Are newly evolved genes as important as ancient ones?

By Peter Dearden 18/03/2011

by Tamsin Jones.

ResearchBlogging.orgWe share about 70% of our genes with fruit flies. Those 70% are old, ancient genes, that were present in the common ancestor of flies and humans. We share many, many genes with most animals, and these conserved genes are thought to be the ones controlling all those really important processes necessary for life. What about the other 30% though? Are they necessary for life? Could we live without them?

An article published in Science at the end of last year explores that very question – are newly evolved genes essential or dispensable?

New genes are often thought of as performing relatively minor functions. It makes sense, really – the ancient genes that we all share, that all animals share, must be the really important ones that we can’t do without, like the engine in your car; while the newly-evolved ones might just be for more superficial purposes, like the colour of your paintwork, or those fluffy dice you hang from the rear-view mirror.

Some scientists at the University of Chicago examined the dispensability of newly evolved genes in the fruit fly Drosophila melanogaster. By comparing the genome of D. melanogaster with those of other closely related fruit flies, they identified a bunch of newly evolved genes. They then knocked down the functions of these genes one by one, and  observed the effect these knockdowns had on the flies, and whether they survived and were normal.

The somewhat surprising result was that a whopping 30% of newly evolved genes were essential for the flies’ viability. What do I mean by viability? If the genes were knocked out, the flies died.

How does this compare to ‘old’ genes? The researchers performed the same experiment using ancient genes, and found that 35% were essential. That’s not much different from 30%, suggesting that new genes are just as important as old genes for survival!

How can a newly evolved gene become essential for life? Well, most ‘new’ genes aren’t that new at all, they arise from gene duplication events, where a gene is copied and then the two separate copies go on to evolve independently. A duplicated gene can very quickly evolve a new function by gathering a bunch of mutations, especially when the animal population is large. If the ‘parent’ gene is lost, the ‘new’ gene could also become essential that way, because it is now solely responsible for performing the function that the original gene was.

Pretty interesting results so far! The next thing the scientists looked at was the actual functions of new genes: why where those new genes essential for survival?

Before I go on I will quickly outline the fruit fly life cycle. Fruit flies have a few different developmental stages before they become adults. First, they are small embryos, which then grow into larvae (think tiny maggots!) and eat as much food as they can, before pupating so that they can morph, and then hatch as an adult (similar to how butterflies morph from catterpillars to butterflies).

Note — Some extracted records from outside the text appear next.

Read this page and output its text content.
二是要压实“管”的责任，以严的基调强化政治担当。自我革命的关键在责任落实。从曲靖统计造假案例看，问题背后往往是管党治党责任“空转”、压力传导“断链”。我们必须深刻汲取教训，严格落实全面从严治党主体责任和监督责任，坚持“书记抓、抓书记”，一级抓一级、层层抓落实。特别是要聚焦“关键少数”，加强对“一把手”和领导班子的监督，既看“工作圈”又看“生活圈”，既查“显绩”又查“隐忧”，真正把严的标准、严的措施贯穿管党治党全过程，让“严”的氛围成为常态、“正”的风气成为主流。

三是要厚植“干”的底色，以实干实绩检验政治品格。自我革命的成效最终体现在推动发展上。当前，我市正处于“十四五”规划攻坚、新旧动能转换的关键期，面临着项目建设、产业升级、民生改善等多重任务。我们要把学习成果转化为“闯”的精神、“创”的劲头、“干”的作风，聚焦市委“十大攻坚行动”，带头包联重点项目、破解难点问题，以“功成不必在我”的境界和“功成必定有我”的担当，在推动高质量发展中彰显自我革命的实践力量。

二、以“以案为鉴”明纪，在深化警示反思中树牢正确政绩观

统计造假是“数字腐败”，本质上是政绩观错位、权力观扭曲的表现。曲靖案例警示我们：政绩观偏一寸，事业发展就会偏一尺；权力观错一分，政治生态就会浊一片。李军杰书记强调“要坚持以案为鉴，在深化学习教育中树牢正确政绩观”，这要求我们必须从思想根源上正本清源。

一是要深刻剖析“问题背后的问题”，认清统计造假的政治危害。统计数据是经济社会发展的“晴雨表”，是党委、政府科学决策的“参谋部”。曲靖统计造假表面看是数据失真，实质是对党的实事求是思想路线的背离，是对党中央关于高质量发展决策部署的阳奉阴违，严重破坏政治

The researchers examined where and when essential genes were being used during fruit fly development, and found that most (80%) of the newly evolved essential genes were necessary for larval development and pupation, while a few (10%) were turned on earlier on during embryonic development.

By comparison, only about 50% of old genes are needed for pupation, while 44% are needed for earlier embryonic development.

So the scientists found that newer genes are often essential for larval and pupal development- ie, later stages of development; whereas old genes are more often essential for early embryonic development.

Perhaps this reflects a need to keep the genetic control early development as tightly regulated as possible, with little room for change, while later stages of development are more flexible and can allow new genes to become incorporated into developmental processes.

Reference: Chen, S., Zhang, Y., & Long, M. (2010). New Genes in Drosophila Quickly Become Essential Science, 330 (6011), 1682-1685 DOI: 10.1126/science.1196380

Want to learn more about gene evolution? Here are some good links:

0 Responses to “Are newly evolved genes as important as ancient ones?”

  • Cool.

    Did they look at whether the ‘new’ genes still had their sister genes floating about. I mean, could they tell if the new genes where essential because they did something new, or have older genes with multiple functions been split into two genes, each doing one job like the ‘duplication-degeneration-complementation’ model.

    Maybe I should read the paper…

  • 95% (56 of 59) of the essential young genes had arisen from gene duplication events, with the protein sequences being considerably diverged from their parent genes (The remaining 3 had originated de novo). I don’t think they actually examined the functions of the duplicated genes and their parents to determine whether it was subfunctionalisation or neofunctionalisation, but they concluded by saying that the sequence divergence between the paralogs suggests the neofunctionalisation model, particularly as some essential young genes had non-essential parents.